Automatisierung der

Qualitätsprüfung

für die Erhöhung der Qualität.

Automatisierte Qualitätsprüfung

Definition von Automatisierungsempfehlungen

Das TP5 nimmt sich des Themas Qualitätsprüfung im Kontext der Automatisierung des Leitungssatzproduktionsprozesses an. Dabei steht die aktuell gängige End of Line (EOL)-Prüfmethode im Mittelpunkt der Betrachtung, da sie durch das Abprüfen der vielen manuellen Prozessschritte aufwendig und kostenintensiv ist. Ziel ist es, Methoden und Ansätze zur Qualitätsprüfung zu entwickeln, die standardisiert und ökonomisch schon während des Produktionsprozesses umsetzbar sind.

Ausgangssituation und Motivation

Aufgrund der vielen manuellen Prozessschritte in der heutigen Leitungssatz-Fertigung, ist eine aufwendige manuelle EOL-Prüfung notwendig. Eigenschaften wie die Miniaturisierung der Komponenten erhöhen zusätzlich den physischen und psychischen Aufwand für die Werker*innen. Daraus resultiert ein steigendes Risiko der Fehlergenerierung und sich daraus ergebender höherer Kosten durch mehr Nacharbeit.

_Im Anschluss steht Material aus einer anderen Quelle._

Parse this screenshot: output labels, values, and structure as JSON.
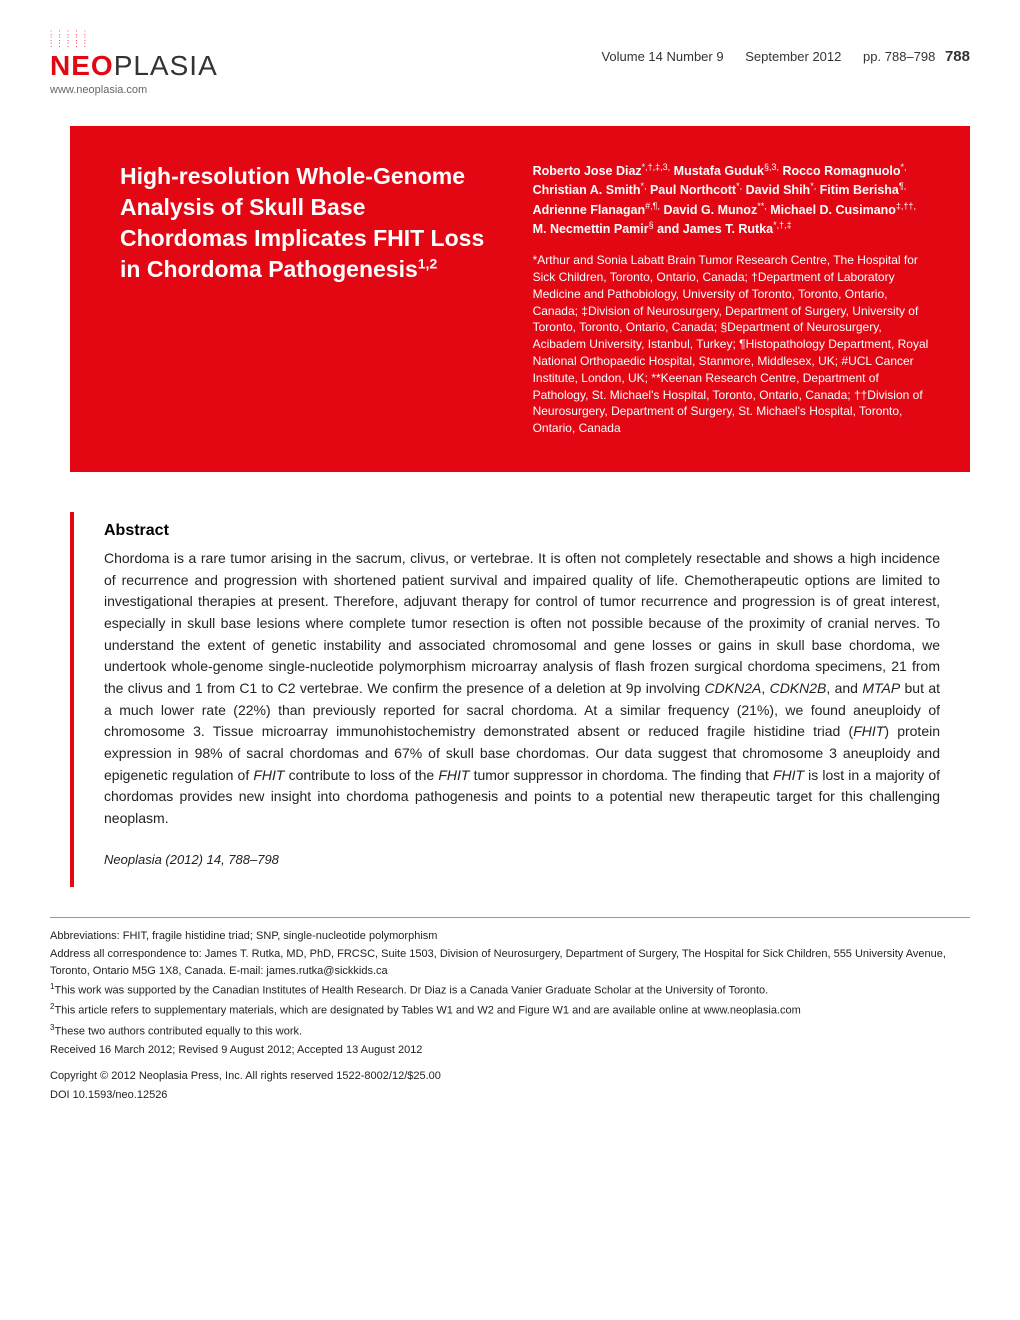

Durch die anvisierte (Teil-)Automatisierung des Produktionsprozesses ergeben sich bei vorgelagerten Fertigungsschritten wie z.B. dem Crimpen oder dem Schneiden neue Möglichkeiten der Qualitätssicherstellung durch Überwachung des Produktionsprozesses. Darüber hinaus kann sich eine lückenlose Dokumentation ergeben und Automatisierung der Prüfschritte als Basis für die zielgenaue Rückverfolgbarkeit im Fehlerfall genutzt werden.

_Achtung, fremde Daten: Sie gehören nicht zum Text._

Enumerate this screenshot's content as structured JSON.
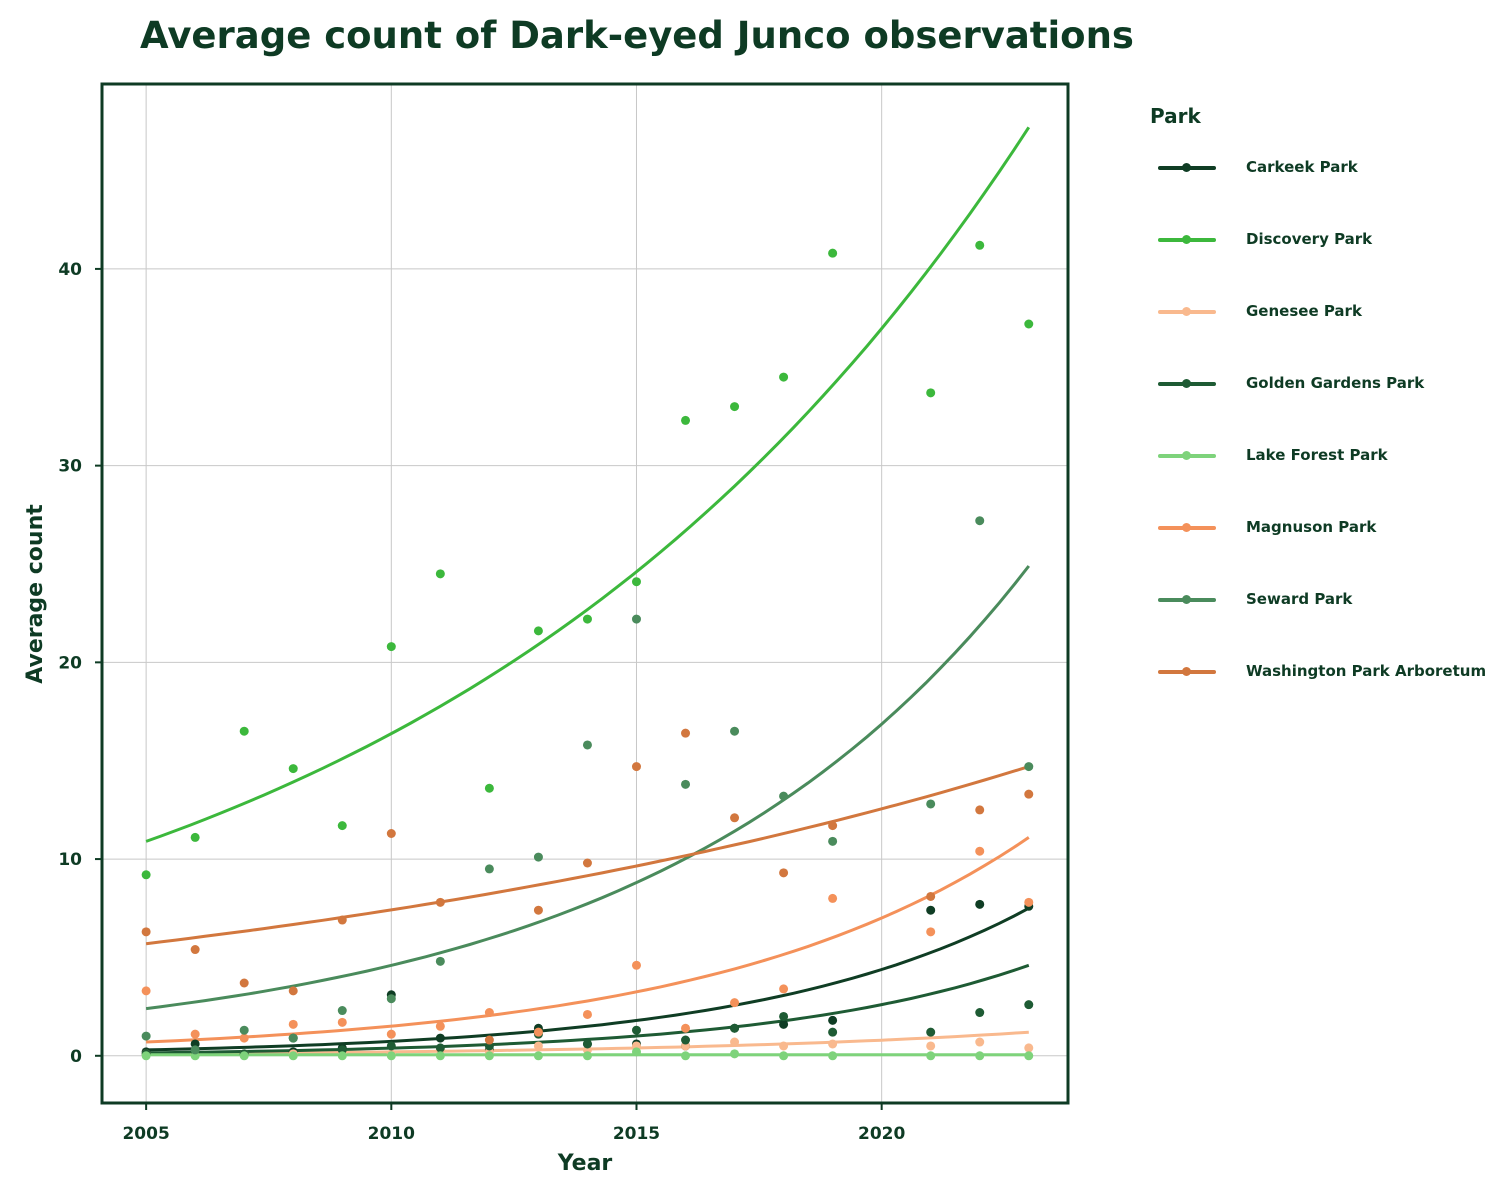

Perspektivisch würde ein vollständig automatisierter Fertigungsprozess die EOL-Prüfung überflüssig machen, dies ist jedoch auf absehbare Zeit noch nicht umsetzbar.

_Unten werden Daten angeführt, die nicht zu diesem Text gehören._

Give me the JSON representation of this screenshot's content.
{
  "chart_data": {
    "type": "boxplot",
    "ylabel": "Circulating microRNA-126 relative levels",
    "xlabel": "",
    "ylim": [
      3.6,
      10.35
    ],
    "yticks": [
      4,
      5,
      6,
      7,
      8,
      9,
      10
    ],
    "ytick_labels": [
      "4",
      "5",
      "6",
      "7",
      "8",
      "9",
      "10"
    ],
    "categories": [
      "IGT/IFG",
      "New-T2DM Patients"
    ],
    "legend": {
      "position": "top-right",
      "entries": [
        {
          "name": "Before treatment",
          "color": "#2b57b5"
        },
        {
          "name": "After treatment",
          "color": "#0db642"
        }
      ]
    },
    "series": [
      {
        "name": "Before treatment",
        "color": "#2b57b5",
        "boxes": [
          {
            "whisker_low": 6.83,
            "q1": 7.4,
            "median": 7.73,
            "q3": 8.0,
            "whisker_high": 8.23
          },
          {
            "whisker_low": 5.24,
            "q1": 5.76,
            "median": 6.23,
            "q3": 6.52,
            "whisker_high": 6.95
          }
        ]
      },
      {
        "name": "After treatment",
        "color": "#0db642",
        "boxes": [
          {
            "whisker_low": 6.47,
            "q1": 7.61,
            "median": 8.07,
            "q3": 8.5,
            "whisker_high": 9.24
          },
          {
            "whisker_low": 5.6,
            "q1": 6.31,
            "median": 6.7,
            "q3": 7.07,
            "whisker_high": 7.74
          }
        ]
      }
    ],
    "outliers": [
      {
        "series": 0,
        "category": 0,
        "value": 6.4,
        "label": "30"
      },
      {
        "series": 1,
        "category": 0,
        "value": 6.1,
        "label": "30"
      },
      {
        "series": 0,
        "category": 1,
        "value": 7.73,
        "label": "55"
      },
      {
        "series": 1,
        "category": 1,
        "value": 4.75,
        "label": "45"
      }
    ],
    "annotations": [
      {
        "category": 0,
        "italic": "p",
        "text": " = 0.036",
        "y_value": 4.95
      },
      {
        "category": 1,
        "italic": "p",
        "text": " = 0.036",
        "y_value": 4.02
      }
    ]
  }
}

Aktueller Arbeitsschwerpunkt

Ziel des Teilprojektes ist es, aufbauend auf dem aktuellen EOL-Test Möglichkeiten zu identifizieren, um Prüfschritte in den Leitungssatzfertigungsprozess zu integrieren. Dabei werden Anforderungen analysiert, die für eine Verlagerung der Prüfschritte von Seiten des Produktionsprozesses und -mittel erfüllt werden müssen.

Ausblick

Die nächsten Schritte des TP 5 beinhalten  die grundsätzliche Erarbeitung von Informationsmodellen bezogen auf die Aspekte der Qualität, die in die Verwaltungsschale einbezogen werden sollen. Die Verwaltungsschale beschreibt den gesamten Lebenszyklus eines Produktes und schafft eine herstellerübergreifende Interoperabilität. Konkret soll ein vollständiges Bordnetz als Digitaler Zwilling abgebildet und dabei auch dessen Qualitätsmerkmale berücksichtigt werden.